Sun-kissed and happy, heading home.

The correct way through the mountains this time. 
Dinner of grilled anchovies
and moussaka (Greek lasagna-type dish. So delicious!)

And then we stopped at an outdoor cafe for crepes and honey raki

A perfect nightcap
A beautiful full moon over the Mediterranean. 

End of the Road (Crete revisited)

Feeling like escaping reality today so I’m focusing on my happy place (anywhere in Crete). I found my notebook with some blog posts that I wrote while traveling so I’m adding photos and revising and FINALLY posting them. 

Nothing like cruising along the coastline of the southern Mediterranean on a ferryboat listening to old 80’s classics playing over the speakers. Rocky cliffs on one side, endless blue water on the other, and Billy Idol’s White Wedding in my ears.

Our last day of touring on this wing and a prayer vacation. Tomorrow we head back north, stopping at a few places along the way before ending at the base for the last night with my safety reservation in case the plane schedule shifted. (And hallelujah it did! An extra day in Crete!)

Today Josh and the boys are going to hike the longest gorge in Europe — Samaria Gorge, but not all 18k of it. Typically people will catch a very early bus in the morning (6 or 7am), arrive at the top of the gorge by 9 am and spend about 6 hours hiking down it. Then, because there is no car access, everyone waits at the bottom, on the coast, for the ferry to shuttle people back to civilization at the end of the day.
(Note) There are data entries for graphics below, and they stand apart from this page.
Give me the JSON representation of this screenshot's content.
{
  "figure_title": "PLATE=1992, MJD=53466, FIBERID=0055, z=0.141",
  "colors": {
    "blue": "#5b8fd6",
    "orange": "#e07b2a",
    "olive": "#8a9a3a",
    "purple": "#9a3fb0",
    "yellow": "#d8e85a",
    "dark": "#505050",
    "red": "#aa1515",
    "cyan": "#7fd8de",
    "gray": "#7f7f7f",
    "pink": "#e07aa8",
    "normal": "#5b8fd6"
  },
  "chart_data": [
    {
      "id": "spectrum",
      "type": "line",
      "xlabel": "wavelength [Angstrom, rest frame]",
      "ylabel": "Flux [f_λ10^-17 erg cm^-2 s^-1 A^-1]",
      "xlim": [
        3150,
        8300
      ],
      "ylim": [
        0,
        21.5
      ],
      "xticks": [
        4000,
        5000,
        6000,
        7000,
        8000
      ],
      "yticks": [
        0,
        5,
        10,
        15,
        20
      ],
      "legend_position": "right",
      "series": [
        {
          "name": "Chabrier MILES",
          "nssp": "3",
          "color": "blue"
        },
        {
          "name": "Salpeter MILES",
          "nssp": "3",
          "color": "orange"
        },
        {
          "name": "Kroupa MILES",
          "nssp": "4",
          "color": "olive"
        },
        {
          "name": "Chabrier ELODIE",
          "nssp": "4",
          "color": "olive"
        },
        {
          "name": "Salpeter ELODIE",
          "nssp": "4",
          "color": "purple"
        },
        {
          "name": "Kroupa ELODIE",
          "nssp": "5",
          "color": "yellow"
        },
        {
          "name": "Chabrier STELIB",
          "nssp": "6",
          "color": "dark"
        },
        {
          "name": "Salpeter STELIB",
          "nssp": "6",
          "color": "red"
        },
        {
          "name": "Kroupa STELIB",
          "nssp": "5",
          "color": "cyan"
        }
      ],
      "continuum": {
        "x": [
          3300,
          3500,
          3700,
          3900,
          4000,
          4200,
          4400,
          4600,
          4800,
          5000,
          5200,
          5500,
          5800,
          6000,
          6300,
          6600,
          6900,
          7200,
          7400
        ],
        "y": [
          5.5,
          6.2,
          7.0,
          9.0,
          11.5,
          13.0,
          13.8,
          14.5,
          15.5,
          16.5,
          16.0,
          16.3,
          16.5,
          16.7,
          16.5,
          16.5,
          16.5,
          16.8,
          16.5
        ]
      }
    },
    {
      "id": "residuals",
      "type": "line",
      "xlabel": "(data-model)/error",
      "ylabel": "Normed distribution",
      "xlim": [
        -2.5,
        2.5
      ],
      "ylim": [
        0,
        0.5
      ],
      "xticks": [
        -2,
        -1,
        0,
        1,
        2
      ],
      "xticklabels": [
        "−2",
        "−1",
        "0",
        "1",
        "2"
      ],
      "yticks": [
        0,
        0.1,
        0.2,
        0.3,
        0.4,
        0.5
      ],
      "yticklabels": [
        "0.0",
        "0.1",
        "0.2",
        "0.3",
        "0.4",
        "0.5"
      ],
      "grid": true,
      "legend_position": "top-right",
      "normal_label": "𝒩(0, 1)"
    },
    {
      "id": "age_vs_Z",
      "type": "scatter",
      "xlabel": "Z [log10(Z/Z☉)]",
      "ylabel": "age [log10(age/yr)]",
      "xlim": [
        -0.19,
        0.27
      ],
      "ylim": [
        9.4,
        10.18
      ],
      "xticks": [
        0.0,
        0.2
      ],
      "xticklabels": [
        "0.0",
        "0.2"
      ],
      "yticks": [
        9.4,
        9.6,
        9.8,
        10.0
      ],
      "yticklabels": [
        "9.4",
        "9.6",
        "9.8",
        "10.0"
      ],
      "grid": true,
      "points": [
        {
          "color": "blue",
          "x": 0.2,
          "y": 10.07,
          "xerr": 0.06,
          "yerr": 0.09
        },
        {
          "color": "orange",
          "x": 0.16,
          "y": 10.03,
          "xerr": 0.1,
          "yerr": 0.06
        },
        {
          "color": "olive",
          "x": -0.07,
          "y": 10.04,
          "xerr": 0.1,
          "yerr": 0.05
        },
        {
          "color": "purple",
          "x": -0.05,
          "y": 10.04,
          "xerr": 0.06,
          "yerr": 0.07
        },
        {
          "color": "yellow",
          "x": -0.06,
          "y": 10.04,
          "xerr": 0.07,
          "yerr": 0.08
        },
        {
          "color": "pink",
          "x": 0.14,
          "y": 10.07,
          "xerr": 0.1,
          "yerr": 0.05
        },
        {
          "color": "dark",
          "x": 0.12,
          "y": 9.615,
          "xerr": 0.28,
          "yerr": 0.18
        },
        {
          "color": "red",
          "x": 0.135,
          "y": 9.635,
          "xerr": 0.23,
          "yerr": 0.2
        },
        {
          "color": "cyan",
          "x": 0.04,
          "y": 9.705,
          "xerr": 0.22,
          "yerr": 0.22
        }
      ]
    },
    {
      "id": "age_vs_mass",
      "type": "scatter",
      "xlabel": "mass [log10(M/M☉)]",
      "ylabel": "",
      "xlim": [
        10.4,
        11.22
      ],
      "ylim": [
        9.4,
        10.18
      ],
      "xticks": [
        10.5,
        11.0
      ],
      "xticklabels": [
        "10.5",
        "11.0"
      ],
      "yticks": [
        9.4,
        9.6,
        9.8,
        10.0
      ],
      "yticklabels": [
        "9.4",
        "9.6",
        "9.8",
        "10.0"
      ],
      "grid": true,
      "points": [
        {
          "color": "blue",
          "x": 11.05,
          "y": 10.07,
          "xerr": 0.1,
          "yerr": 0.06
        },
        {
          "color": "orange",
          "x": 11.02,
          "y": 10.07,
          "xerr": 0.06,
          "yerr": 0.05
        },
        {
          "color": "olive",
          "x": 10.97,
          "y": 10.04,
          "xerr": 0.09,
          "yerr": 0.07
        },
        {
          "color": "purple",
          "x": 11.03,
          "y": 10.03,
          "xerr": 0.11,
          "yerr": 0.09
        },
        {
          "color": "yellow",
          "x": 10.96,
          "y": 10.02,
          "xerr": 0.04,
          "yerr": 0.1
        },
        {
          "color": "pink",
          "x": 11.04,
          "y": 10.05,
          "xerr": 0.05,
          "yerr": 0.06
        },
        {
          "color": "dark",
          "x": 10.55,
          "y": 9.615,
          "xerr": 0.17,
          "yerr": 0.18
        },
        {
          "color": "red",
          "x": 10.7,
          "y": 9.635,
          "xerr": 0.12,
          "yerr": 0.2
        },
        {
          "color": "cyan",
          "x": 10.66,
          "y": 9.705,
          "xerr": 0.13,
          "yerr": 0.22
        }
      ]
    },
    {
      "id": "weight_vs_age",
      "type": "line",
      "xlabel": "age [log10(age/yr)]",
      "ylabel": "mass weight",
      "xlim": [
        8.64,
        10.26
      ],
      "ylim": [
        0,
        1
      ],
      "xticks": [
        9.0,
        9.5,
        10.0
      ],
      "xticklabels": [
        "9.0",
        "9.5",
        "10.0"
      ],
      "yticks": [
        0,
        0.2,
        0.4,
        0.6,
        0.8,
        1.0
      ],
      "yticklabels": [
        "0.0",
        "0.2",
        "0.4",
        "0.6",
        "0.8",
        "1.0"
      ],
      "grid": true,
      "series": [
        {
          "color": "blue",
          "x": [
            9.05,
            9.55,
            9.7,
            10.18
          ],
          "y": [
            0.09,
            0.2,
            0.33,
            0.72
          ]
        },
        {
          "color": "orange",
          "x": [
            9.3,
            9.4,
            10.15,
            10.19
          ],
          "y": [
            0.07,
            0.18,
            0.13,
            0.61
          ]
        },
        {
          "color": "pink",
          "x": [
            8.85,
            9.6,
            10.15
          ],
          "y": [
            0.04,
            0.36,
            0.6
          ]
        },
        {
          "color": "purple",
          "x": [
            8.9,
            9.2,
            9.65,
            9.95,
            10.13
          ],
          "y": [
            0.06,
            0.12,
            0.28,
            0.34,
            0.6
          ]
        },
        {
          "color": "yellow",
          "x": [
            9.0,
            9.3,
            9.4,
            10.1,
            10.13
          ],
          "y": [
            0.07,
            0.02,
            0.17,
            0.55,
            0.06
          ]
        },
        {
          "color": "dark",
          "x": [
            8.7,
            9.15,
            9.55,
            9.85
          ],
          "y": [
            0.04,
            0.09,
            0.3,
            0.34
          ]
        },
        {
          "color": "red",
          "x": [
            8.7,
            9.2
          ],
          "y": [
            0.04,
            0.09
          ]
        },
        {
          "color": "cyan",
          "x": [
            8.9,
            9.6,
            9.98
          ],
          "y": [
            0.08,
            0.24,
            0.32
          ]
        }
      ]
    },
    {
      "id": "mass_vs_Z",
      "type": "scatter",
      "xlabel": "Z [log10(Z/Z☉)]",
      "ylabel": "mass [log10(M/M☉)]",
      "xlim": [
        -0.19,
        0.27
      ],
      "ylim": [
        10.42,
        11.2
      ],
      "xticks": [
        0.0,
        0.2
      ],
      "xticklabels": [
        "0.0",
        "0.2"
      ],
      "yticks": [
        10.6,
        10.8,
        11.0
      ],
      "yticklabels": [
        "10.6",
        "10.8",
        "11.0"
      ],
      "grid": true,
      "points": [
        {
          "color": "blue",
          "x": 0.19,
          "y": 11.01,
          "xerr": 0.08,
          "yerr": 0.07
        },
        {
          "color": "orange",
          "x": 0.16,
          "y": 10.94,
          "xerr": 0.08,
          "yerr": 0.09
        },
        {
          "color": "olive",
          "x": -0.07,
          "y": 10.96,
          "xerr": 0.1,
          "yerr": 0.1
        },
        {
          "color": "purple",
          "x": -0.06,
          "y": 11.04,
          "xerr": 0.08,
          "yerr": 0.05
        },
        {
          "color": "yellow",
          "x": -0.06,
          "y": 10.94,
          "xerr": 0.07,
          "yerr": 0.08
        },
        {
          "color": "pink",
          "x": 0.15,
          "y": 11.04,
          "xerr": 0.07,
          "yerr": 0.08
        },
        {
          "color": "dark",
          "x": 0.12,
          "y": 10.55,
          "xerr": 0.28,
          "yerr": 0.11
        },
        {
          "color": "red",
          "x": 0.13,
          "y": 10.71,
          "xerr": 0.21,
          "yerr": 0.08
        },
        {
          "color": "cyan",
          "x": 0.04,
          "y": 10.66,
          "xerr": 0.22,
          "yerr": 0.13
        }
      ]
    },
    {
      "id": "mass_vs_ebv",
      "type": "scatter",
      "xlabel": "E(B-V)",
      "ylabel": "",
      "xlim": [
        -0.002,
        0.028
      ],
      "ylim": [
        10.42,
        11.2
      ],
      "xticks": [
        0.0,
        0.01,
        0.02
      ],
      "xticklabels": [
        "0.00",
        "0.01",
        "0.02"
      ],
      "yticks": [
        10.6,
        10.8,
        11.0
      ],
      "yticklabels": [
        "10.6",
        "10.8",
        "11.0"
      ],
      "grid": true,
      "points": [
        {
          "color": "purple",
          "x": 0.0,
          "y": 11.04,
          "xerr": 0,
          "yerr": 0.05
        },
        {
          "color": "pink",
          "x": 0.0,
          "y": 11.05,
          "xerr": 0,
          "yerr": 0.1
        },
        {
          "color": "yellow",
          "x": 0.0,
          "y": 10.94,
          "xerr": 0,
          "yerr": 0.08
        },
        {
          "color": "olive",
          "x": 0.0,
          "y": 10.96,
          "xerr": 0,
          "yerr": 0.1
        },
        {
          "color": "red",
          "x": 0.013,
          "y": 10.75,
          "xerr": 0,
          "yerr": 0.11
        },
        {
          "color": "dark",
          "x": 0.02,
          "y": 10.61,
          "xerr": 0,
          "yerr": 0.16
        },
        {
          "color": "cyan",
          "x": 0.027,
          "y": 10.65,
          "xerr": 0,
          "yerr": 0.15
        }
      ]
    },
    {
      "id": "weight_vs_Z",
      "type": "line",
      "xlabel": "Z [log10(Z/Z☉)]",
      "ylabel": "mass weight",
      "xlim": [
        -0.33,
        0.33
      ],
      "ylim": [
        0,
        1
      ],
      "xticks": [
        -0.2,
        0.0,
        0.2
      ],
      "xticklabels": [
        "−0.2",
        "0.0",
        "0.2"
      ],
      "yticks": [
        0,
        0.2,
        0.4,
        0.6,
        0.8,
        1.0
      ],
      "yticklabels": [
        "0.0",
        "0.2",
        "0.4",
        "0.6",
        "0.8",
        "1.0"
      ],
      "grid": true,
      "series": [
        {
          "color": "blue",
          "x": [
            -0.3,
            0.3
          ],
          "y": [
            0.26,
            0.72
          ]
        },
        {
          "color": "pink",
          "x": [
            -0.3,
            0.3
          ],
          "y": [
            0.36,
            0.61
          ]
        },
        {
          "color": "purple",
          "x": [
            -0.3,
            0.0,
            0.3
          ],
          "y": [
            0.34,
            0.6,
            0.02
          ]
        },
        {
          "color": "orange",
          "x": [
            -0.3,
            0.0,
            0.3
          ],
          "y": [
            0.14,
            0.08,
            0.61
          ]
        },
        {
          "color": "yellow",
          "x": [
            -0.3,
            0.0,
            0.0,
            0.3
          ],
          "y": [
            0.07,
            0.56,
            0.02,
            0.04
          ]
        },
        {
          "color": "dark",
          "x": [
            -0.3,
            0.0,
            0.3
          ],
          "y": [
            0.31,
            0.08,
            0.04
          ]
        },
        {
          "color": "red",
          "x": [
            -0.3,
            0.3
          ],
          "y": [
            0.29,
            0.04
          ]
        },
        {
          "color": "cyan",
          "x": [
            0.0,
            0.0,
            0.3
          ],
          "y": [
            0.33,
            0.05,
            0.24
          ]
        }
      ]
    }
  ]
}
We are doing the hike the “lazy way,” starting at the bottom. (That’s actually how it’s referred to on Trip Advisor.) Wake up at 8am, catch the 9am ferry, walk up the gorge as far as they want and then hike down and take the ferry home. Meanwhile, Meels and I are doing it the truly lazy way as we camp out on the beach for the day under an umbrella, drinking fresh juice and reading a book. It’s my gift to all of us because as much as I’d like to hike and see the gorge and Camille is a surprisingly nimble hiker, she is unpredictable in her stamina.This way the boys can go as fast as they want and cover more ground and the only tears will be about whether she can have another fresh squeezed orange juice with her lunch.

It’s lovely sitting on the top deck of the ferry — only the slightest breeze in my hair, listening to the rumble of the engine below. It’s ironic since an hour ago my stomach was in knots and I was planning potential escape routes in case the boat started to sink. That wasn’t an actual fear, but figuring out all the “what ifs” keeps my brain busy and distracts it from focusing on the idea that I’m trapped on public transportation with no way out. Just residual issues that I will have to work at for life. I think it must be a bit like being an alcoholic — totally better and functioning fine, but the potential to crack is always there. Of course as soon as we backed away from the dock I was fine because it changed from “can I do this?” to “I’m actually doing this and it’s no big deal.” My brain is a devilish thing, always looking for a way out until the last second when it resigns itself to the fact that I’m not going to fall for its tricks this time. I’m glad I didn’t let it win.

Up and out to catch the ferry.

The “dock” at the end of the beach

good morning, sunshine!

Gorgeous cove on the Sougia coast

Here’s the ferry!

Lovely family photo — just happy to be underway. No turning back now!
It’s peaceful and beautiful

Perfect blue water
Pulling in to shore — ready to to hike

They are off!

This is the life
food and drinks make for a happy girl

We had the place to ourselves from 10 am until after 2 or 3pm when the hikers all made their way to the beach. 

beautiful black pebbly sand
We had our pick of chairs
I had a book, a notebook and pen, and my girl. A perfect day at the beach. 

Walking the coast. I’m happy I didn’t miss this day by playing it safe and staying at home.
They made it back from the gorge and cooled off in the water. The restaurant had kayaks that we were able to borrow. 

I would do this every day if I could. 

I think the hike wore them out

Time to head home. I can definitely recommend the gorge hike “the lazy way.” 

A walk back to our hotel and then down the road for dinner. The town of Sougia is 1 main road and a waterfront. 

Another excellent dinner to end our adventure. Tomorrow we head back to civilization and prepare to fly home.